French dip: A meat-filled sandwich with crusty bread served with a side of jus. Purportedly invented at Philippe the Original in Chinatown, but also claimed by Cole’s in Downtown.

Wolfgang Puck: The original celebrity chef, whose restaurant empire spans the globe. He started it all at Hollywood restaurant Ma Maison and continued to grow at Spago, which still stands in the heart of Beverly Hills. Puck himself is often holding court in person at Spago or nearby at his steakhouse CUT.

Suzanne Goin: LA’s most recent James Beard Foundation Award winner, Goin runs some of LA’s finest restaurants in AOC, Lucques, and Tavern. From the school of Alice Waters, Goin incorporates mostly Mediterranean flavors into LA’s local produce.

Nancy Silverton: Founder of La Brea Bakery, as well as Pizzeria Mozza, Osteria Mozza, and Chi Spacca, Silverton represents LA’s emergence as an artisanal food hub, as well as its current status as refined purveyor of modern California-Italian cuisine.

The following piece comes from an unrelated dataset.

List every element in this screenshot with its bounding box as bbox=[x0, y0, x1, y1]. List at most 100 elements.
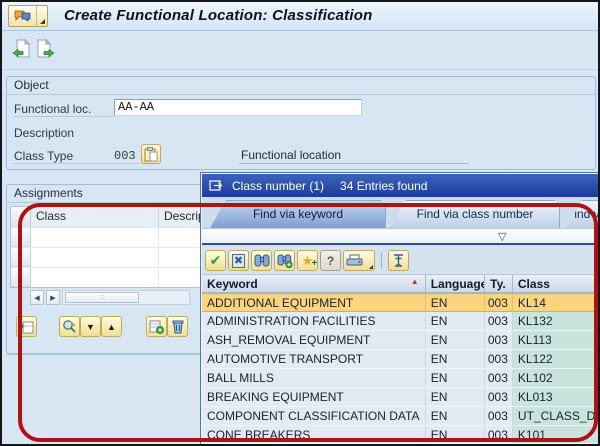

Jon & Vinny: Short for Jon Shook and Vinny Dotolo, chefs who knew exactly how to make the kind of food you want to eat, even before you knew it. They launched Animal in the late aughts, presaging the whole animal and elevated stoner fare that pervaded the city. They opened Son of a Gun before LA knew it had world class seafood. They partnered with Ludo Lefevre to open Trois Mec, Petit Trois, and Trois Familia — three of the trendiest places in town. And they debuted their signature Jon & Vinny’s on Fairfax, offering comforting Italian-American fare in a slick dining room. Oh, and they brought home a James Beard Award in 2016 to top it all off.

Reservations to make in advance

Thankfully L.A. restaurants don’t tend to be too difficult to book, especially compared to other large cities. However, there are small handful of places where reservations are strongly recommended or even required (via tickets). You’ll need to think ahead for Bestian/nakaJon & Vinny’sMaudeTrois MecFishing With Dynamite, and Mastro’s Ocean Club.